In this study, we used 3.7 MBq/kg body weight for the optimization of the injection dose. This value is the achievable dose (AD) recommended in the DRLs 2020 in Japan. The AD, which is the 50th percentile, is the target value recommended for facilities that achieved the reference levels in DRLs in the United States [6]. The results of our current study may contribute to the future revision of DRLs in Japan.

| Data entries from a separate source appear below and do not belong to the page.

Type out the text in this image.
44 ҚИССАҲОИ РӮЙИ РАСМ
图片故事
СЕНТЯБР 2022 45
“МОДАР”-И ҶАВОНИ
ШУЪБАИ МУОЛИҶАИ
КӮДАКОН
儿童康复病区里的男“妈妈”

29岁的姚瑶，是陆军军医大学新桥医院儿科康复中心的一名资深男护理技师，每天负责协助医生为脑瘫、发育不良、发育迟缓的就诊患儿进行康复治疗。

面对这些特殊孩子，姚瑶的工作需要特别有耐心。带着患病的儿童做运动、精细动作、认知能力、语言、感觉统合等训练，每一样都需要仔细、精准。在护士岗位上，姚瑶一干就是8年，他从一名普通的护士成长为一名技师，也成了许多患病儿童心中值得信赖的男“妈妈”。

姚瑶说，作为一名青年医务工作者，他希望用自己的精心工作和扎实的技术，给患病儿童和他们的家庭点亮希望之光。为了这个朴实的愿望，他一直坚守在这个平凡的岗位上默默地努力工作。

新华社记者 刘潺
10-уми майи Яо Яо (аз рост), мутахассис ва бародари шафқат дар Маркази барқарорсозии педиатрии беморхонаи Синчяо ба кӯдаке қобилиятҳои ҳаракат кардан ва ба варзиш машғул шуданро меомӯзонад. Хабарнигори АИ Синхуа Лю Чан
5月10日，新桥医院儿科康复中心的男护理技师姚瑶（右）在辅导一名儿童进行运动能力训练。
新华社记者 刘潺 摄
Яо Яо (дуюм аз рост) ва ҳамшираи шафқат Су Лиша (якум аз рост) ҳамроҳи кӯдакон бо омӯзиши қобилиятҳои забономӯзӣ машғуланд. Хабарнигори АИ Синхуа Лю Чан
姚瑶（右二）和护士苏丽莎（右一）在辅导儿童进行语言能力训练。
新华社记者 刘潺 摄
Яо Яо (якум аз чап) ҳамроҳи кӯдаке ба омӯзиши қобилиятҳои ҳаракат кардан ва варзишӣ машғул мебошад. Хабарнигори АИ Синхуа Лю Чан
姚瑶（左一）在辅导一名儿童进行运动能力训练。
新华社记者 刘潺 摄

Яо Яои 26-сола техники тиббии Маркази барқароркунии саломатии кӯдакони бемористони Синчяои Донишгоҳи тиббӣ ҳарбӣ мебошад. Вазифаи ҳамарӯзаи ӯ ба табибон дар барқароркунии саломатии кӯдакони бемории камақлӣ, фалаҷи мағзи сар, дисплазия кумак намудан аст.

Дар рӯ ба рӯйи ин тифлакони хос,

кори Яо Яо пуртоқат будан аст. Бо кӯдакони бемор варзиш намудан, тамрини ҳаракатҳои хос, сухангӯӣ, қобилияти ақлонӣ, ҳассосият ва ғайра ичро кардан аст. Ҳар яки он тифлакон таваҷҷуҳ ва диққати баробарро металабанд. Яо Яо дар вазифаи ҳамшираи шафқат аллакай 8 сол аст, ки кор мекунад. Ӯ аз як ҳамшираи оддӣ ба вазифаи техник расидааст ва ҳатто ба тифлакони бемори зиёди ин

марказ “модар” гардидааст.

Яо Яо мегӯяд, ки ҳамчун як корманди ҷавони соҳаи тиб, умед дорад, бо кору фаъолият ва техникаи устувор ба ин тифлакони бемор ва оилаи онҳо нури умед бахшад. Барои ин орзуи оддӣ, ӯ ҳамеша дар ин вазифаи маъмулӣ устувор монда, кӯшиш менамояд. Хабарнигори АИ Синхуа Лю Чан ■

The current study has some limitations. The optimization of injection dose was not useful for subjects classified into group 4 in terms of image quality and radiation exposure dose. It is expected that image quality would be improved by extending the acquisition time rather than adjusting the injection dose for patients with high body weight [11]. In addition, we did not examine the effects of dose optimization on the visual evaluation of PET images. The interpretation of images by physicians should be investigated in the future.

Conclusions

Optimization of injection dose based on body weight was first proposed in DRLs 2020 in Japan. Our retrospective study using NECdensity as an index of FDG PET image quality revealed that this dose optimization method can improve image quality and reduce radiation exposure, especially for patients weighing between 50 and 69 kg. In these cases, the optimized injection dose based on body weight would be superior to a fixed dose in FDG PET.